Business formation, capital formation, and innovation are long-term fundamentals of success. The US has increased its strength and position as the world’s marketplace for capital markets of all types. Transparent regulation and oversight for the benefit of US and global investors, along with encouraging responsible innovation in financial services, will continue this trend.

We and other business leaders continue to believe that US exporters in all industries can compete well on global markets provided all players stick to fair rules of trade. Open trade thus benefits the US, while dividing the world into geoeconomics blocs will harm US economic growth; high tariffs could spur inflation that threatens the US economy and materially raise costs for consumers and businesses.

Business Leadership in Public Policy

A healthy democracy is vital for business and our country. The US held secure, credible, and generally accessible elections in 2024. This is essential not only to ensure public trust in elections but also to the US’ position as a global beacon of democracy. Yet more work remains. Policymakers and private sector leaders should take lessons learned from the 2024 elections to continue to restore confidence in the nation’s most fundamental process. Generative AI permits bad actors to develop deepfakes – realistic yet fabricated media – to spread disinformation in a hyperpolarized environment.

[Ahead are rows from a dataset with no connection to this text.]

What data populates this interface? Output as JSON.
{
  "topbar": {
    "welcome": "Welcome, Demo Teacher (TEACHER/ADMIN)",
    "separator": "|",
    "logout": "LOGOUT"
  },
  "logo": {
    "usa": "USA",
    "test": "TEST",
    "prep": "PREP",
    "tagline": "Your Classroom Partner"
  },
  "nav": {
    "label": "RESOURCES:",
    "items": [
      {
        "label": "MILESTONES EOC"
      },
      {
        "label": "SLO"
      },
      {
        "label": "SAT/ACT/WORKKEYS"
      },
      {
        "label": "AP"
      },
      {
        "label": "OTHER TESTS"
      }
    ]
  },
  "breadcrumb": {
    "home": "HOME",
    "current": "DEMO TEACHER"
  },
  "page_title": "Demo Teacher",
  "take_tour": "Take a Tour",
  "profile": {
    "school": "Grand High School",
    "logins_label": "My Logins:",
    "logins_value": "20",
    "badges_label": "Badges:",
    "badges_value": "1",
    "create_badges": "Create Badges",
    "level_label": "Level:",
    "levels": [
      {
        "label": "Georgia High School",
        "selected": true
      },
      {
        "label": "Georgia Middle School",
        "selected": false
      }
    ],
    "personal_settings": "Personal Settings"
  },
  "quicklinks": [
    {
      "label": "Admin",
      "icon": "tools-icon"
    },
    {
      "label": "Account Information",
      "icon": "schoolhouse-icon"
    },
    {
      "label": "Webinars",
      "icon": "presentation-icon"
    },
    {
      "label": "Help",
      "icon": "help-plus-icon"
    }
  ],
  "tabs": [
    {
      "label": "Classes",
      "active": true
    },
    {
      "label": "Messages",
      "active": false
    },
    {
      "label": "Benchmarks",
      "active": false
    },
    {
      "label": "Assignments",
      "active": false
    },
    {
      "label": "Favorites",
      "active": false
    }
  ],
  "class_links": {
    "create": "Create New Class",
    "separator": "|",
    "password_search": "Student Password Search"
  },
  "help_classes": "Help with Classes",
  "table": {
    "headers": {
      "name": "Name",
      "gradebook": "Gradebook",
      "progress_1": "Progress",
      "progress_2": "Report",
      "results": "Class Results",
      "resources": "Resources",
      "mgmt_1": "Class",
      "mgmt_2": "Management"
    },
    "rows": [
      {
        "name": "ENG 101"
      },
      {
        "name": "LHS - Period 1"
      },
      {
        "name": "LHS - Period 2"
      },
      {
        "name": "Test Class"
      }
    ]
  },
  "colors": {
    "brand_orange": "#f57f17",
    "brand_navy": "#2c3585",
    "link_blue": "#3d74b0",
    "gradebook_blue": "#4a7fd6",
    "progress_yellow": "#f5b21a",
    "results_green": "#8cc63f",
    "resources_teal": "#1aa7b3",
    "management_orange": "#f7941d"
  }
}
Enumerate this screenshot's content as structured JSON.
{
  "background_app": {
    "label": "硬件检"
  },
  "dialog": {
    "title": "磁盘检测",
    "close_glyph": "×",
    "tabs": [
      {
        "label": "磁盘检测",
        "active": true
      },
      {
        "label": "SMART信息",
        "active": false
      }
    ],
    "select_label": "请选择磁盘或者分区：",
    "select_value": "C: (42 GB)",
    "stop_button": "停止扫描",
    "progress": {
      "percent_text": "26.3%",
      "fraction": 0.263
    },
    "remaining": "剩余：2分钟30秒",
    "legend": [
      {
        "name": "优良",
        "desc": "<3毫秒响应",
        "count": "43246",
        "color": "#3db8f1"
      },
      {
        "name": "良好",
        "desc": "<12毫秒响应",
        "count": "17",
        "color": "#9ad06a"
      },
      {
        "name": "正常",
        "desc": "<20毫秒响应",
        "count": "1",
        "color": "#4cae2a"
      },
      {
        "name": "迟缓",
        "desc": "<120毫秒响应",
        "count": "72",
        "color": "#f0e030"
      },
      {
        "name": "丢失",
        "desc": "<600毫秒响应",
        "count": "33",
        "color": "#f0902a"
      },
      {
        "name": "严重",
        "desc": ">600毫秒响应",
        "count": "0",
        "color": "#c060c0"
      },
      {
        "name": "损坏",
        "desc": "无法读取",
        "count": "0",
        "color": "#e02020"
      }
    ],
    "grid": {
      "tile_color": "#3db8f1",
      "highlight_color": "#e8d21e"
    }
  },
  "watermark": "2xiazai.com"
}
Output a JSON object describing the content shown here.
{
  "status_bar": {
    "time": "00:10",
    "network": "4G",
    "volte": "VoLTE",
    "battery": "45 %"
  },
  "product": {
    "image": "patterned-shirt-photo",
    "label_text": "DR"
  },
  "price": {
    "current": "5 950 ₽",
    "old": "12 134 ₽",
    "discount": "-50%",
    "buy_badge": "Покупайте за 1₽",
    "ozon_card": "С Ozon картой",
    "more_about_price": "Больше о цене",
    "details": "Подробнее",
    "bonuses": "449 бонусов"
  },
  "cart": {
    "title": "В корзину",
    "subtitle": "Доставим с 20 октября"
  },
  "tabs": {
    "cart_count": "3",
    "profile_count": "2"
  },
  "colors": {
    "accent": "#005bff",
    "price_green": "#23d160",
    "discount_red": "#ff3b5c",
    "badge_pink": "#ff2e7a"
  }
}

Guardrails for the use of AI in campaigns should include how to educate the public about deepfakes and other forms of disinformation. Election administrators should conduct rigorous testing of voting infrastructure for security risks and publish results to build public trust. To build confidence, ballots received before Election Day should, to the extent possible, be counted before Election Day, with pre-counted results confidential until Election Day, to speed the announcement of results. States should provide at least 10 days of early voting, including weekend and evening hours. States should encourage the option to vote by mail to increase access and reduce crowding at the polls.

It is our conviction that solving these and other challenges will require determined leadership; equally, so many of these pressing issues in both domestic and foreign policy involve close partnership between business and policymakers. As we have done for more than 80 years, CED stands ready to assist you throughout a year that will undoubtedly bring new challenges and opportunities for developing solutions in the Nation’s interest.